Summary
If I had 1€ for each time someone told me not to complain because I was fortunate to work on my passion, now I could maybe pay a Golden Open Access in a Q1 journal. Precarity defines archaeology today for most professionals. We suffer many problems like unstable work, both in academia (for ECRs at least) and contract; very limited funding that hardly manages to cover basic costs of research; increasing requirements that make people overwork until they burn out or settle (in a context where privilege has a lot to do with the final outcome); just to name a couple of scenarios.We could be comforted in the fact that the whole world is lately like this.

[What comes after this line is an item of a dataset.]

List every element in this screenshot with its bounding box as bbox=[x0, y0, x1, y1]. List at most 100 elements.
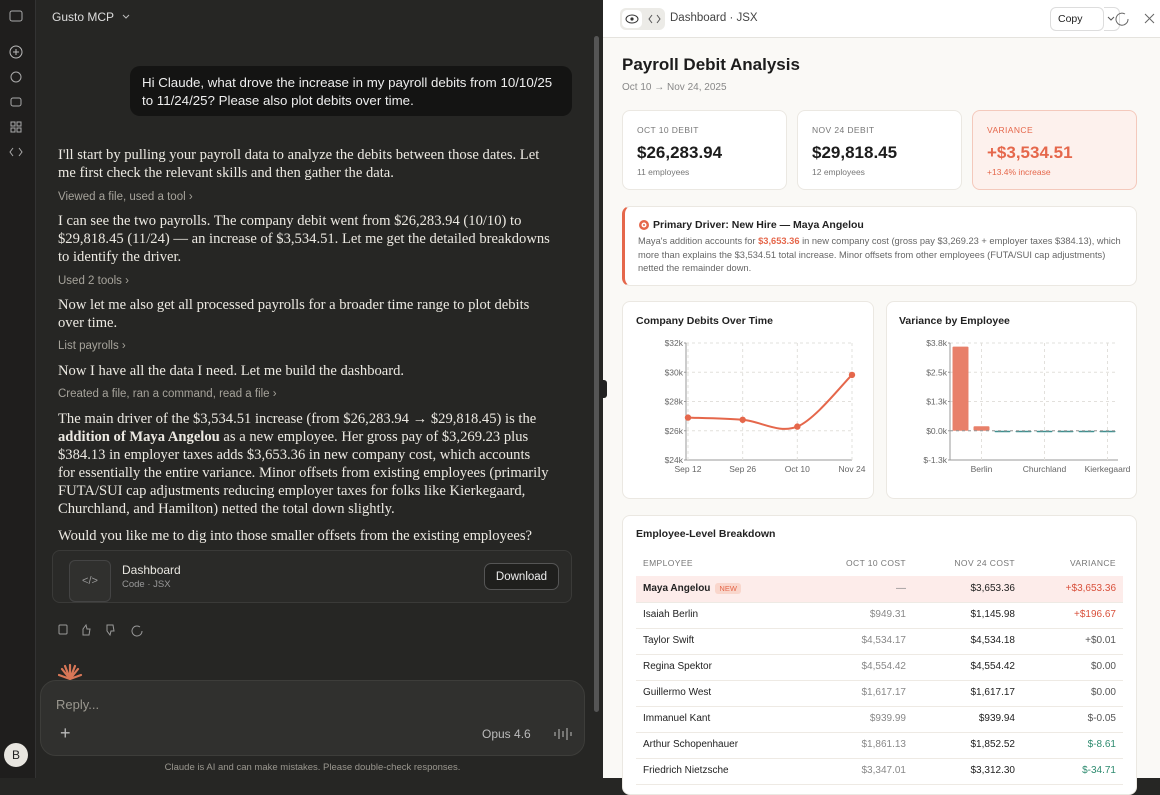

But “the sorrow of many is a fool’s consolation” (as we say in Spain). All this situation draws from the neoliberal drift of contemporary Western societies (and, therefore, the world). Archaeology is embedded in the global economy, and this results in a situation we are not fighting at all. If any, once we settle, we reproduce the system as if thinking: “it was hard for me, not gonna make it any better for those behind”.We know what is failing, over the last forty years critical archaeologies have called for action, since the political turn of the 80s to the latest movements on gender, disability or colonialism. Still, the discipline keeps going towards a less reflexive practice as part of some sort of machine that needs to keep running for the benefit of… who?In academic archaeology, the supremacy of techno-science (encouraged by funding and evaluation processes) is hindering work on more reflexive or social lines of research. Precarity lasts longer, with low salaries, untenable mobility and more pressure than ever. In commercial archaeology, the temporality and precarity of work are not new, but the alienation in the process keeps raising in a panorama where actual archaeology is less important every day. Reporting on record is not archaeology.And while some would say: “that’s not my reality” I believe this is the reality in most of Europe and most of the world, and we need to call for a halt and reconsider the way archaeology is taking. We do control most of the process, just are not even considering to change it. Why?
Keywords
Archaeology. Precariety. Profession.